There is a notable diminution of the earlier braggadocio. The many-heralded "catastrophes" did not take place. There was no "explosion" in the Middle East, no widespread unrest immediately upsetting governments, no endless urban warfare, no heavy casualties, no use of chemical and biological weapons (which Saddam supposedly did not have). What we have seen instead is a stunned realization of an awesome display of military power.
It may be too much to hope, but even the U.S. media may glean a lesson or two. Much of what appeared in press accounts was misleading, if not wrong. There were coalition forces supposedly "bogged down" in a "quagmire," suffering "substantial casualties," with insufficient forces, with supply lines stretched and exposed to undue risk. Momentary setbacks--or alleged setbacks--were inflated in a manner that obscured the overall course of battle.

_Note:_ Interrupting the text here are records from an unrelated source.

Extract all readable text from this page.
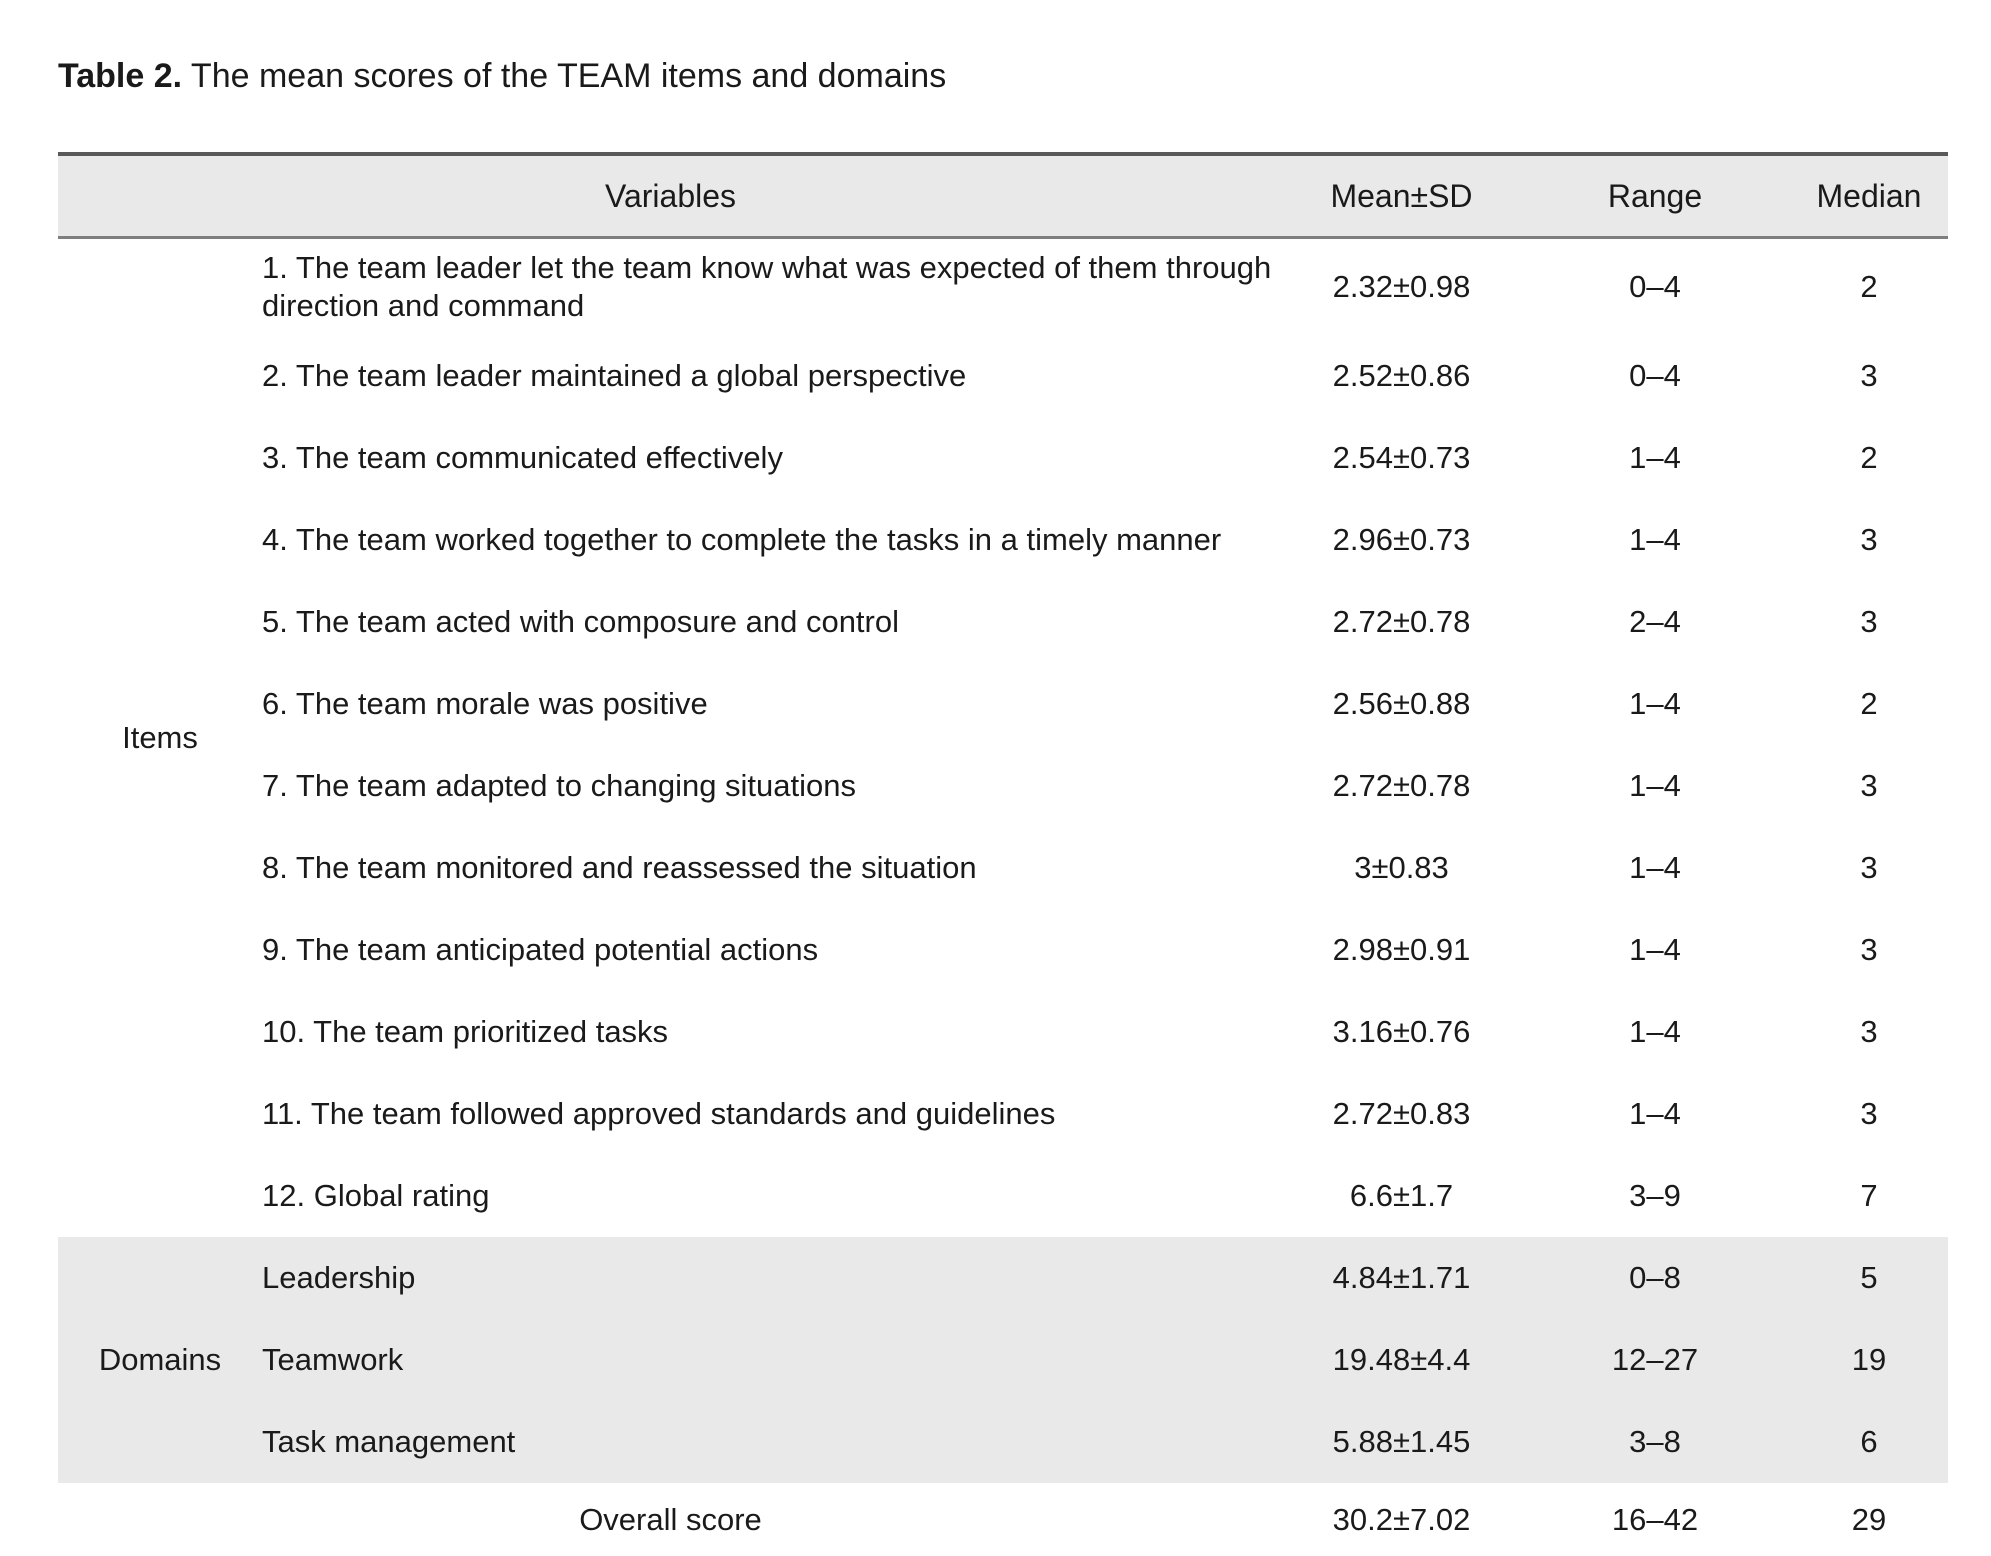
Table 2. The mean scores of the TEAM items and domains
Variables		Mean±SD	Range	Median
Items	1. The team leader let the team know what was expected of them through direction and command	2.32±0.98	0–4	2
	2. The team leader maintained a global perspective	2.52±0.86	0–4	3
	3. The team communicated effectively	2.54±0.73	1–4	2
	4. The team worked together to complete the tasks in a timely manner	2.96±0.73	1–4	3
	5. The team acted with composure and control	2.72±0.78	2–4	3
	6. The team morale was positive	2.56±0.88	1–4	2
	7. The team adapted to changing situations	2.72±0.78	1–4	3
	8. The team monitored and reassessed the situation	3±0.83	1–4	3
	9. The team anticipated potential actions	2.98±0.91	1–4	3
	10. The team prioritized tasks	3.16±0.76	1–4	3
	11. The team followed approved standards and guidelines	2.72±0.83	1–4	3
	12. Global rating	6.6±1.7	3–9	7
Domains	Leadership	4.84±1.71	0–8	5
	Teamwork	19.48±4.4	12–27	19
	Task management	5.88±1.45	3–8	6
Overall score		30.2±7.02	16–42	29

To be sure, the European press was even worse--with its mixture of prophecies of doom and Schadenfreude. And, of course, the same people who said that an attack without an additional U.N. resolution would be the end of the U.N. are now desperately scrambling to refurbish and reestablish the role and the credibility of the U.N.--and, they hope, its ability to act as a constraint on American power. All in all, it may teach us to be more skeptical about European wisdom and European "sophistication." By and large, European sophistication turned out to be simply European sophistry.
Mr. Schlesinger is a former secretary of defense, CIA director and secretary of energy.